Organizations fall into meeting patterns. Leaders often set up and conduct meetings the same way irrespective of the meeting purpose. Getting ready for a status update meeting may not require a lot of forethought. Getting ready for an alignment building meeting on the other hand, requires careful consideration of process, stakeholders and decision-making roles. If you want an agreement, you’ll need to think through how to conclude the meeting in a way that increases the chances people will turn meeting agreements into action.
There are actually two challenges related to a group reaching agreement during a meeting. The first and most obvious challenge has to do with building consensus when people have different perspectives and needs. The second and subtler challenge has to do with interpreting what people mean when they indicate agreement by verbalizing, nodding or not raising an objection. The question referenced in the title of this blog post helps with the second challenge.
Imagine that you have reached the end of a meeting you are leading. You’ve managed to facilitate a productive discussion that has led to alignment on a solution to a problem. You want to confirm that the group has reached an agreement that will result in concerted action. What will you say or ask?
You might be tempted to ask, “Are we agreed?” It seems like a simple way to confirm the group’s conclusion. The most common answer to a meeting leader who asks a group, “Are we agreed?” is silence. Extroverted members of the group may nod or say, “yes,” but you are very unlikely to hear from everyone. For starters, unless the answer is, “no,” no individual can actually answer the question, “Are we agreed?” No individual knows whether or not “we” are in agreement.
Because silence typically greets the question, “Are we agreed?” many teams and organizations have adopted the informal practice of equating silence with agreement; if no one raises an objection, we must be in agreement. Interpreting silence as agreement has always been risky. It can work for some teams and in some cultures. It’s a particularly risky strategy in a virtual meeting setting.
It turns out that the “silence procedure” or “tacit acceptance” procedure has a long history and plays an accepted role in matters of international diplomacy. There is even a Latin phrase for the formal practice of equating silence with agreement: Qui tacet consentire videtur, he who is silent is taken to agree. Both NATO and the European Union use Qui tacet consentire videtur for gaining member acceptance of joint statements and procedural documents.
Asking the group, “Does anyone disagree?” represents an improvement over “Are we agreed?” At least, individual meeting participants can answer the question, “Does anyone disagree?” Interaction Associates uses the term, “Negative Poll” to describe a question framed as an invitation to speak up if you don’t yet agree. Whether or not an individual who disagrees will accept the invitation of a negative poll has a lot to do with the trust and rapport the leader has created.

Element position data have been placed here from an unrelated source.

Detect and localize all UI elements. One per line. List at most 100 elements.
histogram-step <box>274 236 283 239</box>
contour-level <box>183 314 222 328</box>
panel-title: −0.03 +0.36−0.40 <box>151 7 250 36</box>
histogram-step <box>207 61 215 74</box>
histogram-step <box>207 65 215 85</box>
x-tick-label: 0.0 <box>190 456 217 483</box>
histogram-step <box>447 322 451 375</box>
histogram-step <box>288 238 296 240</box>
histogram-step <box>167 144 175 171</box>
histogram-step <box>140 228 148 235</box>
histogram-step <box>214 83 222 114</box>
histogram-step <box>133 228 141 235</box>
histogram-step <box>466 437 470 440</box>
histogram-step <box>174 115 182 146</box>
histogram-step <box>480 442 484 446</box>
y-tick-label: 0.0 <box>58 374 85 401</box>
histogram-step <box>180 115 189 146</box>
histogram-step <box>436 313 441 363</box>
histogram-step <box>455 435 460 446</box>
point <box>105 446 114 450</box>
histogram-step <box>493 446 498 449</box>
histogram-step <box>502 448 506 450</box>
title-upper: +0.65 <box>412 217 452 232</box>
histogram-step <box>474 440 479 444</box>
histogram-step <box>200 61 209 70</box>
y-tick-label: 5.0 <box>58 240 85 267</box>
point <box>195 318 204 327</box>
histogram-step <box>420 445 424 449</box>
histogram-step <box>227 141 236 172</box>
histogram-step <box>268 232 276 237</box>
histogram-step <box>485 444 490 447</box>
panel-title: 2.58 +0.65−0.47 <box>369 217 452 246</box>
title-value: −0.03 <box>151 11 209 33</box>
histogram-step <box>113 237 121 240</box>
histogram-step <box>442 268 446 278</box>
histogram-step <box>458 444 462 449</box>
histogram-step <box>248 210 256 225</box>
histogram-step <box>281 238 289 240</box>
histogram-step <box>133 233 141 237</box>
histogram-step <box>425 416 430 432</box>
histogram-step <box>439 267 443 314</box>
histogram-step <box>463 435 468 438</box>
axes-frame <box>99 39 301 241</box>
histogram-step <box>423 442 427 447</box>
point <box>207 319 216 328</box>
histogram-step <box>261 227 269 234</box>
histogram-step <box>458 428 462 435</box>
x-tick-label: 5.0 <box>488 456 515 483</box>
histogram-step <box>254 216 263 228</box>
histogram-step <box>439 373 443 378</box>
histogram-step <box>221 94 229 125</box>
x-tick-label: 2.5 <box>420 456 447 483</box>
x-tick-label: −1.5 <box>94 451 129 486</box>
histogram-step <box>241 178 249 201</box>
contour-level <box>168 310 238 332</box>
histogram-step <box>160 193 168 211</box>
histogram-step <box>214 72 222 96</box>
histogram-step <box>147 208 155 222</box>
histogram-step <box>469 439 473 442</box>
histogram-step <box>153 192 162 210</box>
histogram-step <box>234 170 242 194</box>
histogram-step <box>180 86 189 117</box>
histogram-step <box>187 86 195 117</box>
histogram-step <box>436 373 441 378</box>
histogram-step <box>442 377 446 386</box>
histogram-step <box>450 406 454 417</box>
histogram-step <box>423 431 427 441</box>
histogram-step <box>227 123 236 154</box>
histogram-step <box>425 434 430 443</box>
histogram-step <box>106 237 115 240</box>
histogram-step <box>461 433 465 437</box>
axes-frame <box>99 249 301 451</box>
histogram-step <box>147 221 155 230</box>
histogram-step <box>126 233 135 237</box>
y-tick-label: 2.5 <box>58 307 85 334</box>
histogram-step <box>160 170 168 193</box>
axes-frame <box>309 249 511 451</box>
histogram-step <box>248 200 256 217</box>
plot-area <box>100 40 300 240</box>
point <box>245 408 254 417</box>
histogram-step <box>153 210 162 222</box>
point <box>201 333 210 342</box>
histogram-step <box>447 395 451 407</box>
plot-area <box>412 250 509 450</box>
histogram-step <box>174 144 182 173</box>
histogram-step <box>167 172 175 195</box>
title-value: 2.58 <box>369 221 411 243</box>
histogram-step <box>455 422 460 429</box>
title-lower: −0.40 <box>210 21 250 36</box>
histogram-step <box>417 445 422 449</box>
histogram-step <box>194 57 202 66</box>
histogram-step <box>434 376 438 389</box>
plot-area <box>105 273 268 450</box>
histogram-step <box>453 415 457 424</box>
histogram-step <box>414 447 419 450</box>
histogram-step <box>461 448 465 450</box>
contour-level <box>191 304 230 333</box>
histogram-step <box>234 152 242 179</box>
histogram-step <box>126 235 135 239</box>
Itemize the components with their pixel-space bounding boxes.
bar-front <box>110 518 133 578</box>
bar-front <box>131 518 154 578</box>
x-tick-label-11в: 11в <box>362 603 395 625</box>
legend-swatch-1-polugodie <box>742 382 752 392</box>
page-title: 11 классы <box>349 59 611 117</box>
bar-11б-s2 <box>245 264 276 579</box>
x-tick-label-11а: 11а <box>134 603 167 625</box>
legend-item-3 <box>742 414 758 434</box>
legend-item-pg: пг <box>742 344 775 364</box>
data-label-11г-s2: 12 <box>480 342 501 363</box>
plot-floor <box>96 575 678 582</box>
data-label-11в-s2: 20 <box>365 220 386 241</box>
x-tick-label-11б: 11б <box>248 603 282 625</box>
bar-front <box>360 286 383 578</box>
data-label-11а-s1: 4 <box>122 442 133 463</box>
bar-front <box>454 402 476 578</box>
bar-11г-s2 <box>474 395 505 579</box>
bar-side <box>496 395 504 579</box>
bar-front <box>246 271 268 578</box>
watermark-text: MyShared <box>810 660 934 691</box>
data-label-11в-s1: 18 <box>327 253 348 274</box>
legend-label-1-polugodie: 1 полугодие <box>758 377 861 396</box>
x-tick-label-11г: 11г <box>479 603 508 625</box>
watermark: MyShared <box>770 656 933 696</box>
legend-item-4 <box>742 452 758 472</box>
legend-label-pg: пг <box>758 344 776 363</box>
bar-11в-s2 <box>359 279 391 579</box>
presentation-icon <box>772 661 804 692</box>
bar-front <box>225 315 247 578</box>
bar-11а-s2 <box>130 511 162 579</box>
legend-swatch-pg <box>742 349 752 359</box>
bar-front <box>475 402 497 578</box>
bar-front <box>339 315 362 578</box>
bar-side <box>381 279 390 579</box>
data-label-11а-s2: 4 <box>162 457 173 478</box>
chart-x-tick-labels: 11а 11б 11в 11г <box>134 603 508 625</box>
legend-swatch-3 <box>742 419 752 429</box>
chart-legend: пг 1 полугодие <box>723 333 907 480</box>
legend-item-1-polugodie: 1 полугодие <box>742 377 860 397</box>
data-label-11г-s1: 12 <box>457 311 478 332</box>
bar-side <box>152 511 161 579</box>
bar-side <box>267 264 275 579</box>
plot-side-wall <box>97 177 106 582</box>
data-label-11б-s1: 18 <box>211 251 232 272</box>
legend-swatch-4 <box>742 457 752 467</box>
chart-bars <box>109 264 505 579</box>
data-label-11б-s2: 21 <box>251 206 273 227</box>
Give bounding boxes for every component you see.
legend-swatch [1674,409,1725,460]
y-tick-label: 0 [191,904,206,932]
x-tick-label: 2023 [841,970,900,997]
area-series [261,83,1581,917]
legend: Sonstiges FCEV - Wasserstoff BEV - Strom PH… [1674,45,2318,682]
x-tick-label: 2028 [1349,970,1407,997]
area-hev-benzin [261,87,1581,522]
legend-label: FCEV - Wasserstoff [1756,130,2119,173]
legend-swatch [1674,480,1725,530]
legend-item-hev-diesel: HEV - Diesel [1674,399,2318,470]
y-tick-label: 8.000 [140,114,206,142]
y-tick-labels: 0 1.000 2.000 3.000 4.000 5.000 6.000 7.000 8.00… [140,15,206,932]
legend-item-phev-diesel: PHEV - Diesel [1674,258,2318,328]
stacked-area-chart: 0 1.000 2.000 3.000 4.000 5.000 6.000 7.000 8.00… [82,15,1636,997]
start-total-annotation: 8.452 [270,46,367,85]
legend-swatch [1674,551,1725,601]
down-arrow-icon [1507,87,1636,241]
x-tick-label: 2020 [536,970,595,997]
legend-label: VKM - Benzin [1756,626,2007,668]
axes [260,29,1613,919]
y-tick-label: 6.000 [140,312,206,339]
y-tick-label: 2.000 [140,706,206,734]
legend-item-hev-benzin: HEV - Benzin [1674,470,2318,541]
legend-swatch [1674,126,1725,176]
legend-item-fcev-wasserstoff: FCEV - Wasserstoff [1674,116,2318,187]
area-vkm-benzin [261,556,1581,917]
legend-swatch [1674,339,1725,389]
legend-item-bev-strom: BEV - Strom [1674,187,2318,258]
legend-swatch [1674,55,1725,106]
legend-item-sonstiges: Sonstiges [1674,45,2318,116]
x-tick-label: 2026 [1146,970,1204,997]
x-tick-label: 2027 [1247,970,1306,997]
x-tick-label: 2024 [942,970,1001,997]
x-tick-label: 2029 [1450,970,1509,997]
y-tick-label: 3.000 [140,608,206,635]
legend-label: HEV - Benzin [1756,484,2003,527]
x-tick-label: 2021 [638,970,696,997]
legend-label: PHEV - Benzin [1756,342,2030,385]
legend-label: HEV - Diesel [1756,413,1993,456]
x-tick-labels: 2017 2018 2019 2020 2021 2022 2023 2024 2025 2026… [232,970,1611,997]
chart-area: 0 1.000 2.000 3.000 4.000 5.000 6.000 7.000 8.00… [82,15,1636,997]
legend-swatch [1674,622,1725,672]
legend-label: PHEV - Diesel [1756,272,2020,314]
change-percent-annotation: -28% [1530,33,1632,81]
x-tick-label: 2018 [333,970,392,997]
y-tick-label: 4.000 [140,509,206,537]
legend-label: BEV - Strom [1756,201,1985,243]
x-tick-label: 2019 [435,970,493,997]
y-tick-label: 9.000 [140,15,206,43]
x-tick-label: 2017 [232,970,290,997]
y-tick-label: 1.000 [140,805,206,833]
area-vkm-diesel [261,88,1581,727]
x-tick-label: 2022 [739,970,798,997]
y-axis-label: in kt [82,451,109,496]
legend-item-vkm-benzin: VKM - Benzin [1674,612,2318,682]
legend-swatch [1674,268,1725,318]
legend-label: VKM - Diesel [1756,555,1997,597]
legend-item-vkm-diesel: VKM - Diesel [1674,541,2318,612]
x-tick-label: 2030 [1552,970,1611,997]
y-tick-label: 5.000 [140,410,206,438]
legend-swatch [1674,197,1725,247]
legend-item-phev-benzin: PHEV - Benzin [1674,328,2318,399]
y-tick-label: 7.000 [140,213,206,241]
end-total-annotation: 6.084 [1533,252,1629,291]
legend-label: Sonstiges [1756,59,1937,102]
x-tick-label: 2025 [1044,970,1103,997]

Whether you use the positive or negative framing of the question, you still have a problem. Let’s say you manage to hear from every person in the meeting. Furthermore you now know that everyone agrees with the proposal or plan under consideration. Here’s what you still don’t know: What does each meeting participant mean when they say, “I agree?”
“Yes, I agree” versus “No, I don’t agree” seems like an unambiguous, black-and-white distinction. When everyone is in the “Yes” column, we should be able to declare victory on the meeting. Consider however, the shades-of-grey intentions that may accompany someone’s assent. A person could indicate that he or she “agrees” and be entertaining any one of the following thoughts:
- I’ll go along with the majority. I think we are making a mistake, but it’s not that important to me. I hope they’ll remember my warnings when we start running into obstacles and resistance.
- I think there are better approaches, but this seems workable. I’ll cooperate when we start acting on this agreement, but I won’t volunteer to lead anything.
- We reached the right conclusion and I’m eager to begin lining up resources and getting people excited. Let’s start assigning next steps.
When you think about it, leaders don’t really need to know whether people are in agreement with a proposal or a plan of action. Leaders need to know whether or not they can count on people taking action or changing behaviors consistent with the conclusion the group reached in the meeting. It’s nice to know you agree, it’s essential to know what action I can count on that will turn the agreement into progress.
Stop asking groups of people whether or not they agree. Start asking each member of the group: “Given the conclusion we’ve reached today, what do you plan to do?”